In 1990, on the heels of NY1, I was approached by a Wall Street guy who suggested that I should raise some money and start my own company based on the VJ concept.

He took me to see Nick Nicholas, who was then Chairman and CEO of Time/Life, and upon hearing the concept, Nicholas reached into his desk, withdrew his personal checkbook and wrote out a check for $100,000 to found what would become VNI.

It was a moment I will never forget.

Nicholas then introduced me to David Hume Kennerly, a Time/Life photographer. “Photojournalists”, Nicholas said, “will become the backbone of this new VJ movement”. He was right.

Kennerly had a fantastic eye, and although he had never shot a frame of video before, he and I headed off to Cambodia, where he shot a piece for Nightline, under my instruction. It was the first VJ ‘bootcamp’, to to speak.

Kennerly introduced me to Dirck Halstead, and then Halstead to PF Bentley, Bill Gentile, Susan Meiseles and many other photographers after that. Halstead of course went on to found The Digital Journalist and Platypus, and PF shot many, many TV pieces after that. Gentile and Meiseles both won national Emmys for their video work with me at NY Times TV.

A few months ago, Jeff Jarvis took me to visit the Newark Star Ledger. They had also begun to move into video, and they had done so empowered by their photography staff shooting video pieces and both posting them on their website and packaging them as a pilot for a possible TV or web series.

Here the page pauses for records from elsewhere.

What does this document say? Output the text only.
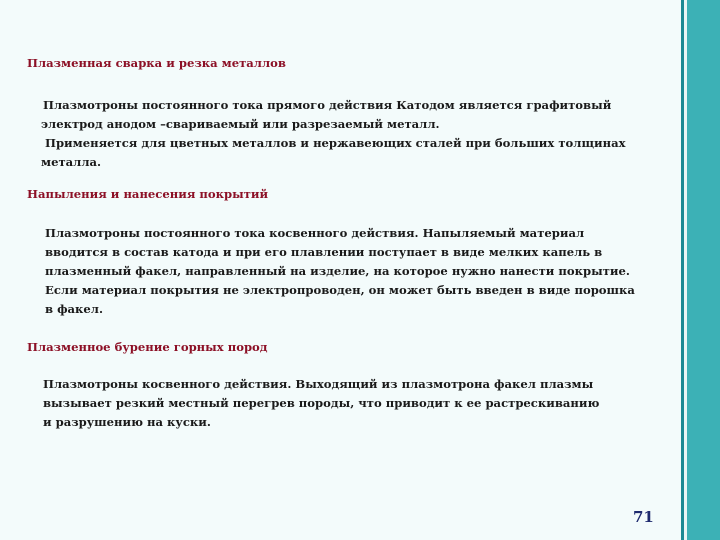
Плазменная сварка и резка металлов

Плазмотроны постоянного тока прямого действия Катодом является графитовый

электрод анодом –свариваемый или разрезаемый металл.

Применяется для цветных металлов и нержавеющих сталей при больших толщинах

металла.

Напыления и нанесения покрытий

Плазмотроны постоянного тока косвенного действия. Напыляемый материал

вводится в состав катода и при его плавлении поступает в виде мелких капель в

плазменный факел, направленный на изделие, на которое нужно нанести покрытие.

Если материал покрытия не электропроводен, он может быть введен в виде порошка

в факел.

Плазменное бурение горных пород

Плазмотроны косвенного действия. Выходящий из плазмотрона факел плазмы

вызывает резкий местный перегрев породы, что приводит к ее растрескиванию

и разрушению на куски.

71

The quality of the video work done by the Star Ledger staff immediately convinced me that the talent to move local newsgathering in video forward, yet maintain the quality of the print paper, was already on staff at the Star Ledger. Any good photog can pick up a video camera and bring back reasonable images. But a great photojournalist can translate their skill of capturing compelling images with an editorial bent that tell a story, and move that to video. Compound that with great writing and story structure and you really have something. The Star Ledger already really had something.

You can see the kind of work they are doing here.

Now, we’re going to take that initiative and translate it across the newsroom.

Dirck, are you reading this?

Time for you to come back to Newark, soon!